Kanu’s Legal Team Rejects Court’s Transfer Ruling, Vows To Appeal Decision

The legal team of Mazi Nnamdi Kanu has strongly rejected Tuesday’s decision of the Federal High Court in Abuja striking out his application seeking transfer from the Sokoto Correctional Centre, describing the ruling as “procedural theatre” and vowing to pursue the matter on appeal.

Justice James Omotosho struck out the motion, ruling that it was incompetent. The application had sought Kanu’s transfer to a facility closer to Abuja to enable him effectively prepare and prosecute his appeal against his life sentence.

The court’s decision followed the withdrawal of a Legal Aid Council lawyer who cited irreconcilable differences and challenges surrounding representation.

Reacting in a statement issued by Njoku Jude Njoku, Esq., on behalf of the Mazi Nnamdi Kanu Global Defense Consortium, the defence dismissed the ruling as inconsequential to the substance of the case.

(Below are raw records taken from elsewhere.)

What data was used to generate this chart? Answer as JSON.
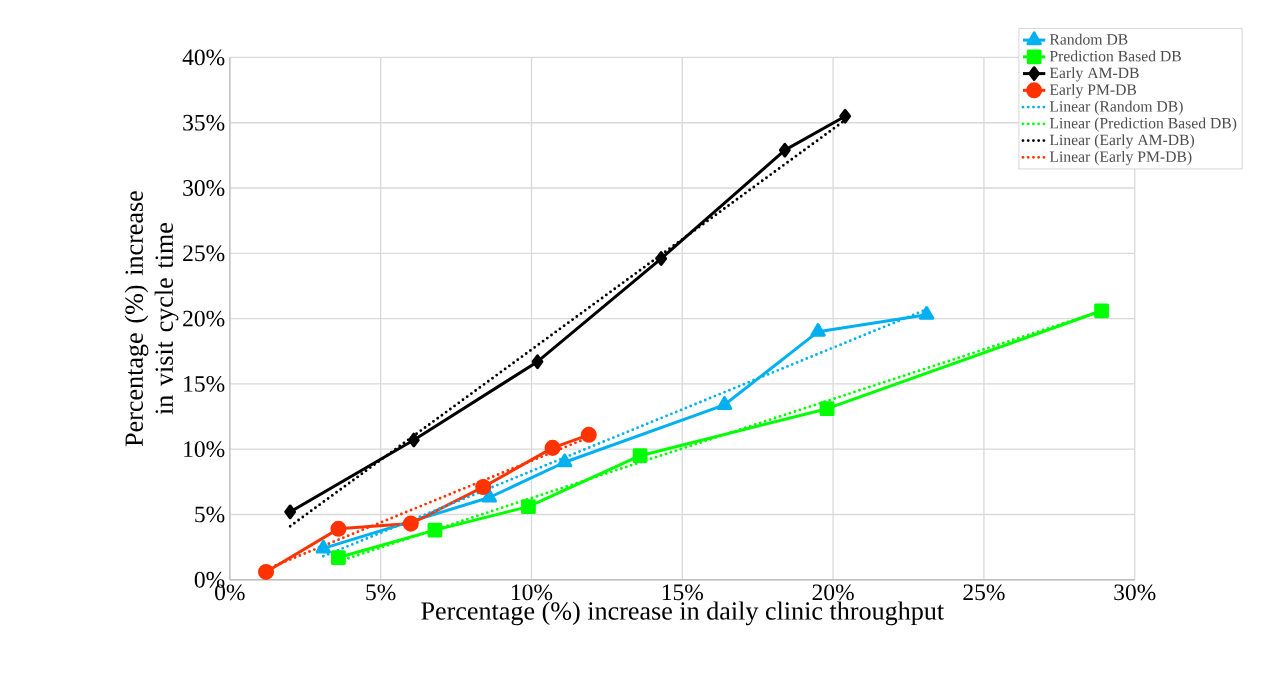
{
  "chart_data": {
    "type": "line",
    "xlabel": "Percentage (%)  increase in daily clinic throughput",
    "ylabel": "Percentage (%)  increase in visit cycle time",
    "xlim": [
      0,
      30
    ],
    "ylim": [
      0,
      40
    ],
    "xticks": [
      {
        "value": 0,
        "label": "0%"
      },
      {
        "value": 5,
        "label": "5%"
      },
      {
        "value": 10,
        "label": "10%"
      },
      {
        "value": 15,
        "label": "15%"
      },
      {
        "value": 20,
        "label": "20%"
      },
      {
        "value": 25,
        "label": "25%"
      },
      {
        "value": 30,
        "label": "30%"
      }
    ],
    "yticks": [
      {
        "value": 0,
        "label": "0%"
      },
      {
        "value": 5,
        "label": "5%"
      },
      {
        "value": 10,
        "label": "10%"
      },
      {
        "value": 15,
        "label": "15%"
      },
      {
        "value": 20,
        "label": "20%"
      },
      {
        "value": 25,
        "label": "25%"
      },
      {
        "value": 30,
        "label": "30%"
      },
      {
        "value": 35,
        "label": "35%"
      },
      {
        "value": 40,
        "label": "40%"
      }
    ],
    "grid": true,
    "legend": "top right",
    "line_style": "solid",
    "series": [
      {
        "name": "Random DB",
        "color": "#00b0f0",
        "marker": "triangle",
        "x": [
          3.1,
          8.6,
          11.1,
          16.4,
          19.5,
          23.1
        ],
        "values": [
          2.4,
          6.3,
          9.0,
          13.4,
          19.0,
          20.3
        ]
      },
      {
        "name": "Prediction Based DB",
        "color": "#00ff00",
        "marker": "square",
        "x": [
          3.6,
          6.8,
          9.9,
          13.6,
          19.8,
          28.9
        ],
        "values": [
          1.7,
          3.8,
          5.6,
          9.5,
          13.1,
          20.6
        ]
      },
      {
        "name": "Early AM-DB",
        "color": "#000000",
        "marker": "diamond",
        "x": [
          2.0,
          6.1,
          10.2,
          14.3,
          18.4,
          20.4
        ],
        "values": [
          5.2,
          10.7,
          16.7,
          24.6,
          32.9,
          35.5
        ]
      },
      {
        "name": "Early PM-DB",
        "color": "#ff3300",
        "marker": "circle",
        "x": [
          1.2,
          3.6,
          6.0,
          8.4,
          10.7,
          11.9
        ],
        "values": [
          0.6,
          3.9,
          4.3,
          7.1,
          10.1,
          11.1
        ]
      },
      {
        "name": "Linear (Random DB)",
        "color": "#00b0f0",
        "marker": "none",
        "line_style": "dotted",
        "x": [
          3.1,
          23.1
        ],
        "values": [
          1.8,
          20.7
        ]
      },
      {
        "name": "Linear (Prediction Based DB)",
        "color": "#00ff00",
        "marker": "none",
        "line_style": "dotted",
        "x": [
          3.6,
          28.9
        ],
        "values": [
          1.4,
          20.6
        ]
      },
      {
        "name": "Linear (Early AM-DB)",
        "color": "#000000",
        "marker": "none",
        "line_style": "dotted",
        "x": [
          2.0,
          20.4
        ],
        "values": [
          4.1,
          35.2
        ]
      },
      {
        "name": "Linear (Early PM-DB)",
        "color": "#ff3300",
        "marker": "none",
        "line_style": "dotted",
        "x": [
          1.2,
          11.9
        ],
        "values": [
          0.8,
          10.9
        ]
      }
    ]
  }
}
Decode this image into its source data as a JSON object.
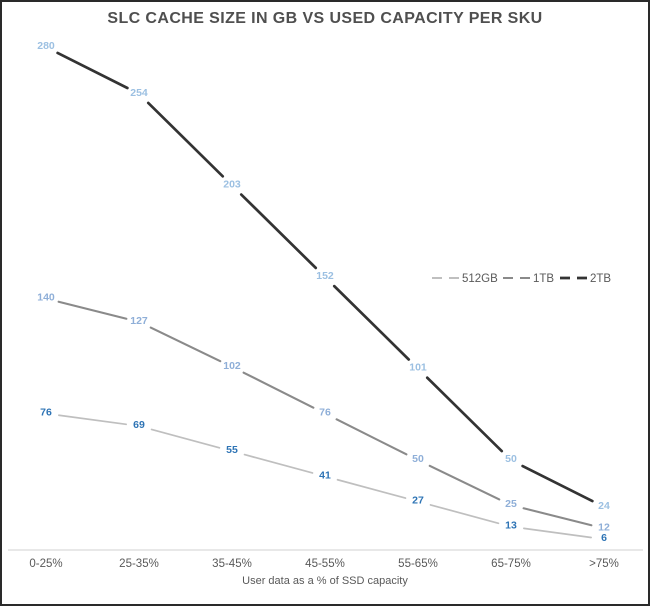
{
  "chart_data": {
    "type": "line",
    "title": "SLC CACHE SIZE IN GB VS USED CAPACITY PER SKU",
    "xlabel": "User data as a % of SSD capacity",
    "ylabel": "",
    "categories": [
      "0-25%",
      "25-35%",
      "35-45%",
      "45-55%",
      "55-65%",
      "65-75%",
      ">75%"
    ],
    "series": [
      {
        "name": "512GB",
        "values": [
          76,
          69,
          55,
          41,
          27,
          13,
          6
        ],
        "line_color": "#bfbfbf",
        "label_color": "#2e74b5",
        "line_width": 1.7
      },
      {
        "name": "1TB",
        "values": [
          140,
          127,
          102,
          76,
          50,
          25,
          12
        ],
        "line_color": "#8a8a8a",
        "label_color": "#8fafd8",
        "line_width": 2.1
      },
      {
        "name": "2TB",
        "values": [
          280,
          254,
          203,
          152,
          101,
          50,
          24
        ],
        "line_color": "#333333",
        "label_color": "#9cc0e2",
        "line_width": 2.7
      }
    ],
    "ylim": [
      0,
      280
    ],
    "grid": false,
    "line_style": "dashed",
    "data_labels_shown": true,
    "legend_position": "middle-right",
    "axis_line_color": "#d9d9d9",
    "tick_label_color": "#595959",
    "title_color": "#4f4f4f"
  }
}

“Today’s so-called ‘hearing’ was never about justice. It was procedural theatre—designed to generate headlines, manufacture false finality, and distract from the constitutional collapse already embedded in the judgment under appeal,” the statement said.

Advertisement

The legal team argued that striking out the motion does not address what it described as fundamental defects in the conviction itself.
“Striking out or not striking out changes nothing. This matter has moved irreversibly beyond the trial court. It is headed to the Court of Appeal, where the Nigerian judiciary itself will be on trial, not merely one judge,” the statement added.

The defence also criticised the reliance on a Legal Aid lawyer, insisting that the lawyer neither had access to Kanu in Sokoto nor understood the structure of the appeal.

“A lawyer who has never visited Mazi Nnamdi Kanu, cannot access him in Sokoto, and does not understand the architecture of the appeal, cannot pretend to speak to the substance of what is at stake,” the statement said.

According to the legal team, Kanu has been compelled to draft his own court processes because of what it described as state-engineered barriers to his chosen counsel, calling any suggestion otherwise “a deception.”

The statement further accused the trial court of convicting Kanu without a valid offence-creating law in force, alleging want of jurisdiction, abuse of savings clauses, denial of fair hearing, and the importation of facts not pleaded or proved.

Advertisement

“A judge who cannot distinguish a repealed law from the strict and limited operation of a savings clause cannot salvage a conviction by procedural gymnastics,” the defence said, adding that such actions only compound appellate liability.

The legal team maintained that Kanu’s continued detention in Sokoto does not validate the court’s ruling.
“Mazi Nnamdi Kanu’s continued detention in Sokoto is not an endorsement of this charade. It is a silent exposure of it,” the statement read.

The defence insisted that the appeal is unavoidable and that the legal record is already fixed. It said, “Today’s event did not strengthen the judgment. It weakened it further. The appeal is inevitable. The law will be read—properly.”

Kanu’s lawyers confirmed that all issues surrounding his conviction, sentence, and detention will now be placed squarely before the Court of Appeal.